Having currently cost around $14 million, the ACT’s rapidly produced temporary COVID-19 surge centre that has commandeered Garran Oval, adjacent to Canberra Hospital, is now ready for action.

However, if the Territory’s current trajectory continues – with no active cases, and only five new instances of COVID-19 having been recorded since 10 April – it might never be activated.

And that wouldn’t upset anyone in the Territory, including health officials.

“No one buys insurance hoping they will crash their car, you have it in case, and this is certainly part of our ‘in case’ plan for the Territory,” said Canberra Health Services (CHS) Deputy CEO, Dave Peffer.

The centre received a certificate of occupancy on Friday 15 May, but even if another COVID-19 outbreak, or wave, were to hit the ACT, the Garran Oval field hospital would only come online if a number of triggers were met.

“The first trigger is to shift us from current capacity to flex … If demand surpasses that level, we move into the surge phase. It’s at that point that we stand up and activate the surge centre,” Mr Peffer said.

inside the COVID-19 surge centre.
With four pods across the entire unit, and a maximum capacity of 51 patients, the COVID-19 surge centre has been designed in such a way that it has multiple pods that can be activated one after the other or all at the same time.

The facility itself is a remarkable feat considering it was designed in a week in partnership with the World Health Organization, and subsequently built in 37 days by around 100 contractors.

The materials used in the construction of the field hospital, which include heavy duty refrigeration panels, are highly durable.

It’s been built to withstand constant abrasive chemical cleaning, which would be critical in operation given the nature of COVID-19.

In fact, CHS Canberra Hospital Campus Modernisation Project Director, Vanessa Brady, said the whole building could withstand cyclonic conditions.

One side of the facility will take care of ‘known’ positive cases of COVID-19, while the other will look after ‘suspect’ patients who haven’t yet been confirmed.

With four pods across the entire unit, and a maximum capacity of 51 patients, it’s been designed in such a way that it has multiple pods that can be activated one after the other or all at the same time.

According to Mr Peffer, operations can be scaled up or down as required to meet demand “as and if it’s required”.

The $23 million budgeted for the centre includes $3.5 million worth of equipment and supplies, all of which can be used in the normal course of business if the COVID-19 surge centre remains unactivated.

There is also an approximate $9 million budgeted for the actual running of the facility, but there will be no cost incurred for staffing the facility unless it’s activated.

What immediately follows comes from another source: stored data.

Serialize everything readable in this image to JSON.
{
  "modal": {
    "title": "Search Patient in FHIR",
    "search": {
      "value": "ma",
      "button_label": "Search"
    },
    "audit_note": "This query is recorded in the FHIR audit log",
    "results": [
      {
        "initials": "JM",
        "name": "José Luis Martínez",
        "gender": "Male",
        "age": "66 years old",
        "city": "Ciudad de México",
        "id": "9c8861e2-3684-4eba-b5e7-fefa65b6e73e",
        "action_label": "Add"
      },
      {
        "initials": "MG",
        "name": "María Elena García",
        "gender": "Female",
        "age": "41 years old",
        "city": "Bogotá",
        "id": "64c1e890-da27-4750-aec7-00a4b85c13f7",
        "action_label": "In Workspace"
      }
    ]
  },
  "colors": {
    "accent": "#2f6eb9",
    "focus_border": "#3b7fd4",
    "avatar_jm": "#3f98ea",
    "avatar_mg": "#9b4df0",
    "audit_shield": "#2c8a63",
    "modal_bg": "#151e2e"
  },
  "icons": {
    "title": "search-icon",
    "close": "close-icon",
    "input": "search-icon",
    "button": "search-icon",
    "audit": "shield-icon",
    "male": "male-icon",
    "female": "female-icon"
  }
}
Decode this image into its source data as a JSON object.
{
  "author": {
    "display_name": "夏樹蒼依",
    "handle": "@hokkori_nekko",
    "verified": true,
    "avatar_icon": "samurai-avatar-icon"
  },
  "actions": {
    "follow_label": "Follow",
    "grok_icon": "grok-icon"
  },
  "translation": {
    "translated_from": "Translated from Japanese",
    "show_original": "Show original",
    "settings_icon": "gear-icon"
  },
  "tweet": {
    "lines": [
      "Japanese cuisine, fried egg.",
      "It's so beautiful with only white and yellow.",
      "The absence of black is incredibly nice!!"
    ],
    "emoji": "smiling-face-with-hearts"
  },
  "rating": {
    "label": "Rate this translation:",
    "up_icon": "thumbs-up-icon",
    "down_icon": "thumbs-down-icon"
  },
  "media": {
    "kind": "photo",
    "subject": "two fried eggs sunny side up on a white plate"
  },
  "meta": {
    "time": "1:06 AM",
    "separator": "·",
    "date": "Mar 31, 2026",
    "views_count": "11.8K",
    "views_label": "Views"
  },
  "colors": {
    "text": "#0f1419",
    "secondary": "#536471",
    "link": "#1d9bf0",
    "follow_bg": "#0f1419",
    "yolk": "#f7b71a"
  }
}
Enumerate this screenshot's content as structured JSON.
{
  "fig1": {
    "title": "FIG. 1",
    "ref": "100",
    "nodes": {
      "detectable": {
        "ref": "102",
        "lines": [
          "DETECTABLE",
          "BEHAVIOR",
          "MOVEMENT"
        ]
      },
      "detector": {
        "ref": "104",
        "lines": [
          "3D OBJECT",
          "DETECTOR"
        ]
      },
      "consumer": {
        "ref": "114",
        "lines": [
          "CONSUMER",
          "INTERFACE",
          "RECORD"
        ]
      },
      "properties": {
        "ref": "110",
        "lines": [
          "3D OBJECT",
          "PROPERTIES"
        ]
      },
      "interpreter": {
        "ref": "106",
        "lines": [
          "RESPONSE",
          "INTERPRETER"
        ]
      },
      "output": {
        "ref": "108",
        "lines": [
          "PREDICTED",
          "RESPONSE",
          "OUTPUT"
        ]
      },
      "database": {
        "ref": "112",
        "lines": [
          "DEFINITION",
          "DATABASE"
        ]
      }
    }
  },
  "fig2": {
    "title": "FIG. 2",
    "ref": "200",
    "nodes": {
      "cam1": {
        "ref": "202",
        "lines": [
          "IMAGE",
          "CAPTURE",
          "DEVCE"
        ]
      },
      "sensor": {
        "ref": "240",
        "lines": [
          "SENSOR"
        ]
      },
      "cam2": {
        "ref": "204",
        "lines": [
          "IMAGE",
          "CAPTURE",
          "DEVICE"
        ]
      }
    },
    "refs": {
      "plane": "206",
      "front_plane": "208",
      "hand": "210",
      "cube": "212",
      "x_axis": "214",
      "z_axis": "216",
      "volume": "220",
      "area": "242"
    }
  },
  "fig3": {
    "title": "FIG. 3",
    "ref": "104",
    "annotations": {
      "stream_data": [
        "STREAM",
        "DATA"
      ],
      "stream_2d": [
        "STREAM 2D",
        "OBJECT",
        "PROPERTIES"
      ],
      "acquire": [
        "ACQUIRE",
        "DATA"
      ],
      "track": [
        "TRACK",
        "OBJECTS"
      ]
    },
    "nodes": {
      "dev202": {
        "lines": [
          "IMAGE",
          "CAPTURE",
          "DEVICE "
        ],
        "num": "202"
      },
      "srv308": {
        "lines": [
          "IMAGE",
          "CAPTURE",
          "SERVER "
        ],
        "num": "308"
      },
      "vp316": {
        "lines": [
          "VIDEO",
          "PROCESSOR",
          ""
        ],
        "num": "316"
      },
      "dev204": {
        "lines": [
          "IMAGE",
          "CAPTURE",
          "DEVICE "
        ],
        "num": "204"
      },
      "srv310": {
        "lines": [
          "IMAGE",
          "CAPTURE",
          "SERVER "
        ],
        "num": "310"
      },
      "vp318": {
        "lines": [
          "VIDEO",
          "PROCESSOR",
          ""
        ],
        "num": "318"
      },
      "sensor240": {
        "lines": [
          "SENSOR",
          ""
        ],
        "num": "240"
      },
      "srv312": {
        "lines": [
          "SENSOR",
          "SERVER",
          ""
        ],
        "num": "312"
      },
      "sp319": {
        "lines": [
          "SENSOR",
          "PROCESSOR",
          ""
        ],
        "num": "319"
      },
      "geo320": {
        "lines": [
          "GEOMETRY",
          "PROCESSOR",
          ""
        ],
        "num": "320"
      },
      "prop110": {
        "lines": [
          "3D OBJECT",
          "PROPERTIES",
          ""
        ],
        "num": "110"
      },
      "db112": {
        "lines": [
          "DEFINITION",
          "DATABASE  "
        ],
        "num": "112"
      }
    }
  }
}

The temporary field hospital has been built in such a way where it can be demobilised, stored in 24 shipping containers, with a barcode system allowing it to be rapidly reassembled if ever required again.

With Garran Oval being zoned as an open space, there is no possibility of obtaining a planning approval for the facility to remain in place.

“Once the health emergency has passed the facility will be decommissioned, demobilised and the oval remediated,” Mr Peffer said.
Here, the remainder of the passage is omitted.